‘Human error’ is a central concept in ergonomics and human factors. You may have read reports along the lines of ‘80% of accidents are due to human error‘. The language that you use when discussing human error says a great deal about how you view human behaviour and the causes of accidents.
My experience visiting different organisations as a UK HSE Inspector was that the traditional view of human error in the oil, gas and chemical industries went something like this – “the facility would be safe if it wasn’t for all the people”. This view is still relatively common in many industries. In order to assess whether your organisation takes this approach to human error, ask yourself whether any of the following look familiar:
- People are seen as hazards, a threat, a liability
- People are the weakest link
- The less of them the better
- People need to be closely managed
- We need to protect the system from people
- Things sometimes go wrong
- Less thinking, more procedures
- People are told to “be careful out there”
- Investigations tend to assign blame
- Investigations focus on the last person to touch the equipment
- Human behaviour is seen as binary: humans either fail, or they succeed
- ‘Human error’ is the conclusion of an investigation.
As a result of this approach, people are blamed, warning signs and near-misses are often not reported (perhaps even covered-up) and the true lessons from incidents are not learnt. Individuals who are involved in accidents are seen as ‘bad apples’ and removing them from the organisation is assumed to be the solution. And yet, accidents continue. . .
The late Prof. Trevor Kletz contributed to a CSB video on the 2005 explosion and fires at the BP Texas City refinery, in which he stated that “For a long time, people were saying that most accidents were due to human error. And this is true in a sense, but it’s not very helpful. It’s a bit like saying that falls are due to gravity” (Anatomy of a Disaster, CSB, 2008).
Is the focus on behaviours of individuals (particularly those at the sharp end or the coal face) not having the impact that you had hoped? Has your accident rate plateaued? It may be that ‘human error’ is a symptom of more fundamental problems in the organisation.

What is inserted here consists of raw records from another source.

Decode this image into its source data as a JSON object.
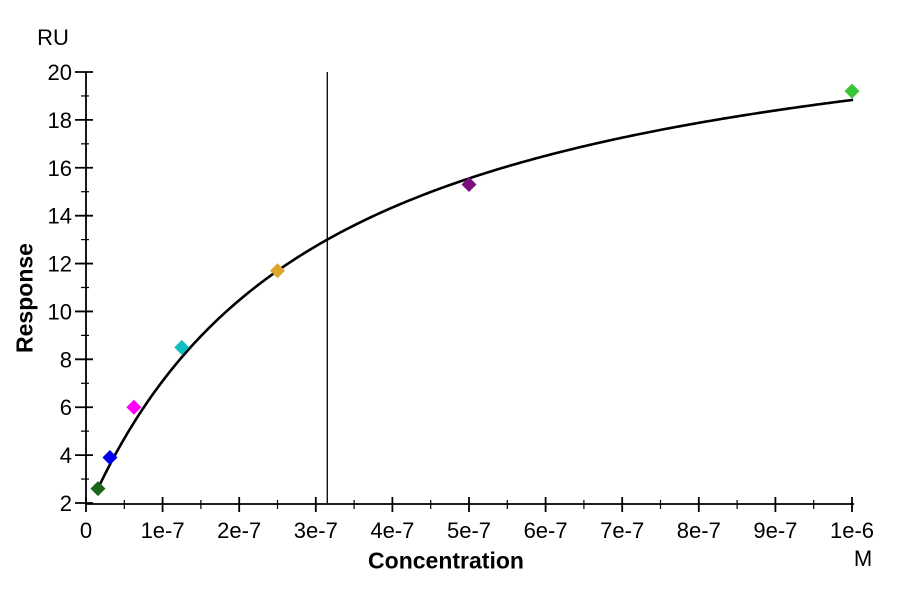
{
  "labels": {
    "y_unit": "RU",
    "y_axis_title": "Response",
    "x_axis_title": "Concentration",
    "x_unit": "M"
  },
  "chart_data": {
    "type": "scatter",
    "title": "",
    "xlabel": "Concentration",
    "x_unit": "M",
    "ylabel": "Response",
    "y_unit": "RU",
    "xlim": [
      0,
      1e-06
    ],
    "ylim": [
      2,
      20
    ],
    "grid": false,
    "legend": "none",
    "x_ticks": {
      "values": [
        0,
        1e-07,
        2e-07,
        3e-07,
        4e-07,
        5e-07,
        6e-07,
        7e-07,
        8e-07,
        9e-07,
        1e-06
      ],
      "labels": [
        "0",
        "1e-7",
        "2e-7",
        "3e-7",
        "4e-7",
        "5e-7",
        "6e-7",
        "7e-7",
        "8e-7",
        "9e-7",
        "1e-6"
      ],
      "minor_step": 5e-08
    },
    "y_ticks": {
      "values": [
        2,
        4,
        6,
        8,
        10,
        12,
        14,
        16,
        18,
        20
      ],
      "labels": [
        "2",
        "4",
        "6",
        "8",
        "10",
        "12",
        "14",
        "16",
        "18",
        "20"
      ],
      "minor_step": 1
    },
    "points": [
      {
        "concentration": 1.5625e-08,
        "response": 2.6,
        "color": "#1a661a",
        "marker": "diamond"
      },
      {
        "concentration": 3.125e-08,
        "response": 3.9,
        "color": "#0000ee",
        "marker": "diamond"
      },
      {
        "concentration": 6.25e-08,
        "response": 6.0,
        "color": "#ff00ff",
        "marker": "diamond"
      },
      {
        "concentration": 1.25e-07,
        "response": 8.5,
        "color": "#10bfc0",
        "marker": "diamond"
      },
      {
        "concentration": 2.5e-07,
        "response": 11.7,
        "color": "#dba629",
        "marker": "diamond"
      },
      {
        "concentration": 5e-07,
        "response": 15.3,
        "color": "#7d0e7d",
        "marker": "diamond"
      },
      {
        "concentration": 1e-06,
        "response": 19.2,
        "color": "#35c535",
        "marker": "diamond"
      }
    ],
    "fit_curve": {
      "model": "response = rmax * c / (kd + c) + offset",
      "rmax": 22.6,
      "kd": 3.04e-07,
      "offset": 1.5,
      "c_start": 1.4e-08,
      "c_end": 1e-06,
      "color": "#000000"
    },
    "kd_marker": {
      "x": 3.15e-07,
      "style": "vertical-line",
      "color": "#000000"
    }
  }
}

A new way of thinking about human error would be to turn this traditional approach on its head and take the view that “the facility wouldn’t be safe if it wasn’t for all the people”. If your organisation subscribes to this new perspective, the following statements would be key principles:
- People create safety and success
- Things usually go right, because of people
- People adapt to imperfect systems and match the conditions
- Human performance is not simply ‘fail/succeed’, but is variable
- We need to support people and make their life easier
- Identifying ‘human error’ is just the start of an incident investigation
- Human error is not a cause, but a symptom of failure
- Investigations aim to understand why people behave (and think) the way they do
- Investigations ask ‘why things made sense’ to people at the time of an event
- Human performance may be influenced by people distant in time and space
- ‘Human error’ is influenced by features of People, Work and Organisations.
In this new way of thinking about human error, near-misses are more likely to get reported, investigations uncover the true causes of events and appropriate lessons are more likely to be learned.
Sidney Dekker summarised this new approach very well when he said that:
“Human error is not an explanation for failure, but instead demands an explanation” (Dekker, 2002).
In my inspections and investigations as a regulator, I often referred to a UK HSE publication ‘Successful health and safety management‘, (second edition, 1997), known to many by its publication code HSG65. This document emphasized the importance of management and organisational factors in both preventing incidents and in their investigation. One of my favourite principles outlined in this publication is that the majority of accidents and incidents are not caused by ‘careless workers’ but by failures in control, which are the responsibility of management.
You’ll notice the new view of human error in some recent investigations, for example:
“The disaster at Texas City had organizational causes, which extended beyond the ISOM unit, embedded in the BP refinery’s history and culture” (CSB Report into BP Texas City, March 2007, p.139).
However, despite the importance of wider organisational factors being considered in these high-profile investigations, it’s not uncommon to see references to the old view of human error.
‘Human error’ in disguise
Some organisations have shifted away from using the term ‘human error’. Instead, they conclude that incidents and accidents are a result of someone losing situational awareness, that there was a loss of Crew Resource Management, a lack of mindfulness or attention, poor judgement, or perhaps that an operator was complacent or made a poor decision. But these are no better – they are just new labels for human error!
Each of these labels is no more an explanation of an incident than saying that it was simply due to human error.
In order to provide an explanation for human error (or human behaviour more generally), we need to understand the factors that lie behind the label. Whether a finding of ‘human error’ refers to a front-line worker, a supervisor, a manager, designer or engineer, it is of little value unless it is followed with an explanation of ‘why’ someone did what they did.
The principles that describe the new view of human error should be mandatory reading for all supervisors, managers and incident investigators. By changing the language that is used to describe human behaviour and human performance, our ‘investigation mindset’ changes and we start to see behaviours from a different perspective.